Saturday, February 22

Israel said on Friday that one of the bodies Hamas handed over as part of the cease-fire deal did not belong to an Israeli woman taken hostage in 2023, as the Palestinian militant group had claimed.

The revelation prompted further alarm over the future of the brittle truce and hostage-for-prisoner swap deal between Hamas and Israel. Hamas acknowledged there may have been a mix-up.

Here’s what we know so far.

Hamas said on Thursday that it had handed over the remains of four hostages: Shiri Bibas, 32; her two children, Ariel, 4, and Kfir Bibas, less than a year old; and Oded Lifshitz, 83. All four were kidnapped from Nir Oz, a village near Gaza that was devastated in Hamas’s surprise attack on Israel on Oct. 7, 2023.

For many Israelis, the Bibas family had become emblematic of the brutality of the Hamas attack. Footage of a terrified Ms. Bibas clutching her two children while being led away by Palestinian gunmen has been seared into the Israeli public consciousness.

Hamas asserted that all four hostages were killed in Israeli airstrikes. But Israel said that three of the four returned on Thursday — which were identified through DNA testing as belonging to Mr. Lifshitz and the two Bibas children — had been murdered by their captors.

Daniel Hagari, the Israeli military spokesman, said the Bibas children’s captors had killed them “with their bare hands.” He said Israel had shared the forensic and intelligence findings with its allies.

But neither Israel nor Hamas had yet presented evidence for public scrutiny.

Hamas handed four coffins to the International Committee of the Red Cross in a televised ceremony. Each coffin bore the photo of a captive whose body was supposed to be turned over to Israel, including that of Ms. Bibas.

The display was condemned internationally, including by Volker Türk, the United Nations high commissioner for human rights, who called it “abhorrent and cruel.”

Israeli officials brought the remains to the country’s main forensic institute in Tel Aviv, where three were confirmed to be whom Hamas said they were.

But the fourth was an “anonymous, unidentified corpse,” the Israeli military said early Friday, ruling out that the remains were those of Ms. Bibas.

Israel has called the failure to return Ms. Bibas’s remains a severe breach of the cease-fire. Prime Minister Benjamin Netanyahu vowed that Hamas “would pay the full price for this cruel and vicious violation.”

Hamas acknowledged in a statement “the possibility of a mistake or a mixing up of corpses” and said it would investigate, calling on Israel to return the body. The group said it was committed to moving forward with the cease-fire agreement.

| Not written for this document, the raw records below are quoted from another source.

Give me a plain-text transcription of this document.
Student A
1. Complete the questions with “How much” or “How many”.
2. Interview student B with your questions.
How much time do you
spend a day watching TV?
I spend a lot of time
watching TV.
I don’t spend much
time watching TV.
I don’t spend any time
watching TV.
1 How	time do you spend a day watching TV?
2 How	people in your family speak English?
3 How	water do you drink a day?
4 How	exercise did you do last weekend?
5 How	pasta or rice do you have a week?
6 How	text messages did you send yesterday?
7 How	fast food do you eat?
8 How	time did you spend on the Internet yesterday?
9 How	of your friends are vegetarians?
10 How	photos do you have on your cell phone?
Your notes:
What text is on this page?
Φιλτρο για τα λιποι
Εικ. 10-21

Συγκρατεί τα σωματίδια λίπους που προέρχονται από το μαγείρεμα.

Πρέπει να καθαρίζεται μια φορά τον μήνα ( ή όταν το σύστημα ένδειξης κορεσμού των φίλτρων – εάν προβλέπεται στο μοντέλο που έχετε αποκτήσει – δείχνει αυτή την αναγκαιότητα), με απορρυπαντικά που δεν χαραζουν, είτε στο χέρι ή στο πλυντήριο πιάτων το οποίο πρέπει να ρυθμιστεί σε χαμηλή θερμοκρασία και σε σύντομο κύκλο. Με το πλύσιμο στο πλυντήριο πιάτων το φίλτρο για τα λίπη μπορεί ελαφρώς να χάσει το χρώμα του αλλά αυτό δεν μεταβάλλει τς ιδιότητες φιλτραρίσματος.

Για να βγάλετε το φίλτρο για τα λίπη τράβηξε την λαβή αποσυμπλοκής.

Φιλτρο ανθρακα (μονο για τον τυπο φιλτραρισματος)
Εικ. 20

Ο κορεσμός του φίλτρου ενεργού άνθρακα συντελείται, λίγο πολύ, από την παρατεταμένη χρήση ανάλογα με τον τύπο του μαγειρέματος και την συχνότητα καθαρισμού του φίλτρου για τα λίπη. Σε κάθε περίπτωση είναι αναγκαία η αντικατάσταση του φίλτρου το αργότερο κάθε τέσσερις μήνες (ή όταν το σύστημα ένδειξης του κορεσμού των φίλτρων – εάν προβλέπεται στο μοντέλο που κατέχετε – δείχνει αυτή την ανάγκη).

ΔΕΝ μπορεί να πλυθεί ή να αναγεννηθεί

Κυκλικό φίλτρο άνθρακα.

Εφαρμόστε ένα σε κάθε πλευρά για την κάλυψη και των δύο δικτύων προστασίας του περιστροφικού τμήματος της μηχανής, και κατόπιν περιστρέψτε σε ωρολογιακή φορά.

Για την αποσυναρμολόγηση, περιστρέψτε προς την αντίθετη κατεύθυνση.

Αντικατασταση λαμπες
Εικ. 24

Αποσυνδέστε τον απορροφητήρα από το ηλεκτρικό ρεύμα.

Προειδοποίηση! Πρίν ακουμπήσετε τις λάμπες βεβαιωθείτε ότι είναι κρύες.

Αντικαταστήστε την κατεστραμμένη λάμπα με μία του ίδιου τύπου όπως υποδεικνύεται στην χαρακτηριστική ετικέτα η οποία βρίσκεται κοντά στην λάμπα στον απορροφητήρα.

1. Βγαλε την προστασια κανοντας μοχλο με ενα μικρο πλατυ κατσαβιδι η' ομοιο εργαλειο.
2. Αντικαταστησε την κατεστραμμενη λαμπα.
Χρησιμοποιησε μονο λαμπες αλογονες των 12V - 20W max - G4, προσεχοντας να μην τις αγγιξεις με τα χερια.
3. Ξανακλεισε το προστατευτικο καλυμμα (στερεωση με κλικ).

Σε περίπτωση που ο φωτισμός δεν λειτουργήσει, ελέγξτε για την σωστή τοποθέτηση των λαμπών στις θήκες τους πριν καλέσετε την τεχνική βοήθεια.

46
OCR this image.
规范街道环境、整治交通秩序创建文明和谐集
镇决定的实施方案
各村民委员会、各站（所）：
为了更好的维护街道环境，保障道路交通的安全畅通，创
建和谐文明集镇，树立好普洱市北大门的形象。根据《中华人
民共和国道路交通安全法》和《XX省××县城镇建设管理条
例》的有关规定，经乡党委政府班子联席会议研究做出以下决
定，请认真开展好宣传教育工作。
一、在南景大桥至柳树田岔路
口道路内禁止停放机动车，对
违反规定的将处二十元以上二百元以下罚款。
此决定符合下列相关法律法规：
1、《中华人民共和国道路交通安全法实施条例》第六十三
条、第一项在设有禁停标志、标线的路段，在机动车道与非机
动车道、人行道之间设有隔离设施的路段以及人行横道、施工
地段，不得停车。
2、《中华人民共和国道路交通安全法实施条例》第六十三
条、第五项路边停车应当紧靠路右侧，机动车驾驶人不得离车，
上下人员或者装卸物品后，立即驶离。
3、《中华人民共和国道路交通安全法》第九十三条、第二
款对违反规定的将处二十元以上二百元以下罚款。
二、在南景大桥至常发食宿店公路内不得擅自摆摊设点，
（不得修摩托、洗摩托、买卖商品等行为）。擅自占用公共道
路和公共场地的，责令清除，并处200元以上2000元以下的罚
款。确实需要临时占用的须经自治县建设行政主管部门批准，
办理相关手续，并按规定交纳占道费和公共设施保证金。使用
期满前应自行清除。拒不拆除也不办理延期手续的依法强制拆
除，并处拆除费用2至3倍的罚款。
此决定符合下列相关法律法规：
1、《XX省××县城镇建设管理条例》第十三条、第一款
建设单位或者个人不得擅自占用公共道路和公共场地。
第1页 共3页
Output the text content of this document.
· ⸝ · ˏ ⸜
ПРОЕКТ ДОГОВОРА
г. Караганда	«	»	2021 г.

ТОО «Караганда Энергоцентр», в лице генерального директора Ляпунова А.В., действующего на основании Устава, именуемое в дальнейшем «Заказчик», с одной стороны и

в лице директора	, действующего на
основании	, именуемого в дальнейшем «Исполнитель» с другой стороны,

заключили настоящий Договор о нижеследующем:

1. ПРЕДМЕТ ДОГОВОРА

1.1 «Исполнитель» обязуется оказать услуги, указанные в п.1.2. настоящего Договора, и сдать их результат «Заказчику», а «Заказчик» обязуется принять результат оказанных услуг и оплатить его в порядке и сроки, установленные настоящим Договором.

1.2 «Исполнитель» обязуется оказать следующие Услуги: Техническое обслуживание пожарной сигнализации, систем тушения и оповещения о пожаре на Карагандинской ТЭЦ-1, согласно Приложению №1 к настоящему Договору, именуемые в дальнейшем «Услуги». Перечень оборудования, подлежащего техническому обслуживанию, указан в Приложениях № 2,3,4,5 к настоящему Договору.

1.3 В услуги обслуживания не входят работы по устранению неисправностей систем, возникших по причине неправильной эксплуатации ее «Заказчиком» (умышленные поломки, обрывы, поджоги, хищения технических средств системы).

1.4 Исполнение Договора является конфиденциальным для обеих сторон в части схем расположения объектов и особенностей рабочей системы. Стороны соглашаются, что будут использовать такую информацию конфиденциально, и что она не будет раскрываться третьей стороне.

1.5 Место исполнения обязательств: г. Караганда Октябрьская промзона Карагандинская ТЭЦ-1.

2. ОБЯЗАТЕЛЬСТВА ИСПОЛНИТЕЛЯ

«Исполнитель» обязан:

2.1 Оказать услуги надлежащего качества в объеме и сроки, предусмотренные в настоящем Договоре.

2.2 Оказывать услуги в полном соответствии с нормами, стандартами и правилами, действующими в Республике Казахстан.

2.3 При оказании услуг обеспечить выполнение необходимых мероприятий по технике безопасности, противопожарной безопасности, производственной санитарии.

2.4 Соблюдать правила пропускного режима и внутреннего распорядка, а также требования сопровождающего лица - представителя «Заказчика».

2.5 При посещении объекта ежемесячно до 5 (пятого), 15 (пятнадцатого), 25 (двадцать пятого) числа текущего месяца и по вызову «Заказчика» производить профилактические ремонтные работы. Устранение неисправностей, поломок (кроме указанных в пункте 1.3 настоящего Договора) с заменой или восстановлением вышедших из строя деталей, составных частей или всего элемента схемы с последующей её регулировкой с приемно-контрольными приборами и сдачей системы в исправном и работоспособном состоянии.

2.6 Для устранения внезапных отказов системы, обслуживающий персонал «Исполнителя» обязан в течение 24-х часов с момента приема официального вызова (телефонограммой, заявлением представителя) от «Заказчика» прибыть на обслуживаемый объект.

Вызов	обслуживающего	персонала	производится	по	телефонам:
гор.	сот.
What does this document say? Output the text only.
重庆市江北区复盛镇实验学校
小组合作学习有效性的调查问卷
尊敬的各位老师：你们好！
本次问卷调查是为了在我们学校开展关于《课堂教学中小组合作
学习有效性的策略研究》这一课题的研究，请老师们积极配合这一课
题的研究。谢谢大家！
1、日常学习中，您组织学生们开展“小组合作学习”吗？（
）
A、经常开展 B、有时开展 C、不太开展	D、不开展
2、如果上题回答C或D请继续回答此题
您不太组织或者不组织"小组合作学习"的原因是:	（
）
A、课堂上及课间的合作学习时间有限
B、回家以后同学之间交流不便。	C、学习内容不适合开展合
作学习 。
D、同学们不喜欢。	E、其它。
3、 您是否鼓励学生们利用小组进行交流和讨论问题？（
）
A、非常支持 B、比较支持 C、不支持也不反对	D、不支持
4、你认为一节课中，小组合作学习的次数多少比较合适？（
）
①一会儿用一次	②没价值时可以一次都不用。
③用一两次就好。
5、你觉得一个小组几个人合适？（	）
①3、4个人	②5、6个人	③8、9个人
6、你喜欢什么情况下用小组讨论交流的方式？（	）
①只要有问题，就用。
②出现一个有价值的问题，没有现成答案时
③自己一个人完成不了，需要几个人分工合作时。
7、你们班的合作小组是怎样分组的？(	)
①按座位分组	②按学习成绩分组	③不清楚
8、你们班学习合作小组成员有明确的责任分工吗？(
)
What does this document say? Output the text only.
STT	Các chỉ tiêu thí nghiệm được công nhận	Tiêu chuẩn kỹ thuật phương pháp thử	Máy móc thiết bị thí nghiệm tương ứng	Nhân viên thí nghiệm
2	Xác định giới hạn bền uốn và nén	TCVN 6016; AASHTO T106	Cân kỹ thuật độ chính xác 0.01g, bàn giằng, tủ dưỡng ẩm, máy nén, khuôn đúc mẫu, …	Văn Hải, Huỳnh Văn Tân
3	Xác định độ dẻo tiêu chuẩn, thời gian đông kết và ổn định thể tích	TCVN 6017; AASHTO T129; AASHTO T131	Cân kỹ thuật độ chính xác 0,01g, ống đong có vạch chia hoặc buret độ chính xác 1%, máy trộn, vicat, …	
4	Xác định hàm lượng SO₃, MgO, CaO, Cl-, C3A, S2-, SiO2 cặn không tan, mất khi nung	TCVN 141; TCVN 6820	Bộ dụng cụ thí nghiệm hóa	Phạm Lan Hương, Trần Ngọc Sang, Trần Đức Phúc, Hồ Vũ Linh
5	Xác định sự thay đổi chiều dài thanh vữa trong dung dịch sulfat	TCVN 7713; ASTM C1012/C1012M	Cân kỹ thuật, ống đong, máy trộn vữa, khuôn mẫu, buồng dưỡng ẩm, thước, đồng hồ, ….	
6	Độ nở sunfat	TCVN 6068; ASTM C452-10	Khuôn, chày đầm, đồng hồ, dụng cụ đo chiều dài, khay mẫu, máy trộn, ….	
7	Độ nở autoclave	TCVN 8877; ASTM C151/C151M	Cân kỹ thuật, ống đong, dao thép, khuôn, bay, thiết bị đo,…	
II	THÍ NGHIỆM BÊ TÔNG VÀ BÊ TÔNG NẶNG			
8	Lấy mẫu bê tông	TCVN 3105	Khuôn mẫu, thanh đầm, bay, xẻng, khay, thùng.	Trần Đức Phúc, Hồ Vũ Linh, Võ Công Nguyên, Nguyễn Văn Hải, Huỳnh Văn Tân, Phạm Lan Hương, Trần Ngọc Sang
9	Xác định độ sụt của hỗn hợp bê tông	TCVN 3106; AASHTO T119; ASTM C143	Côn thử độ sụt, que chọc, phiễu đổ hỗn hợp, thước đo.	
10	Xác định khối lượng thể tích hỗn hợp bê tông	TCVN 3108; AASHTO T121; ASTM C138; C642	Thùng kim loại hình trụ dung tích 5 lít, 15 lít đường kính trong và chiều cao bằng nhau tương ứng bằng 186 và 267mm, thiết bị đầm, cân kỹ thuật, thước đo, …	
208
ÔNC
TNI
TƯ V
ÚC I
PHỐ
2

Israel and Hamas were set for another hostage-for-prisoner exchange on Saturday — one that would free six Israeli hostages held in Gaza for a number of Palestinians jailed by Israel. Although Israeli officials expressed outrage over Ms. Bibas’s fate, they seemed eager for the next swap to go ahead as planned.

On Friday, the Hamas-linked Prisoner Information Office said that more than 600 detainees would be released in exchange. They were to include 50 Palestinian serving life sentences for deadly attacks against Israelis and another 60 serving long sentences, the office said.

The rest include more than 400 other Gazans detained during the war, the office said. These Gazans had generally been imprisoned without formal charges and were often held incommunicado for long periods.

It was unclear how that exchange would go ahead given Israel’s accusation that Hamas did not uphold its end of the deal.

Even if the swap on Saturday does go forward, big questions hover over the future of the truce, which paused 15 months of devastating fighting in Gaza that killed tens of thousands of Palestinian civilians and combatants.

The first phase of the cease-fire deal expires in less than two weeks, and Israel and Hamas have yet to agree on terms to extend it to a second phase.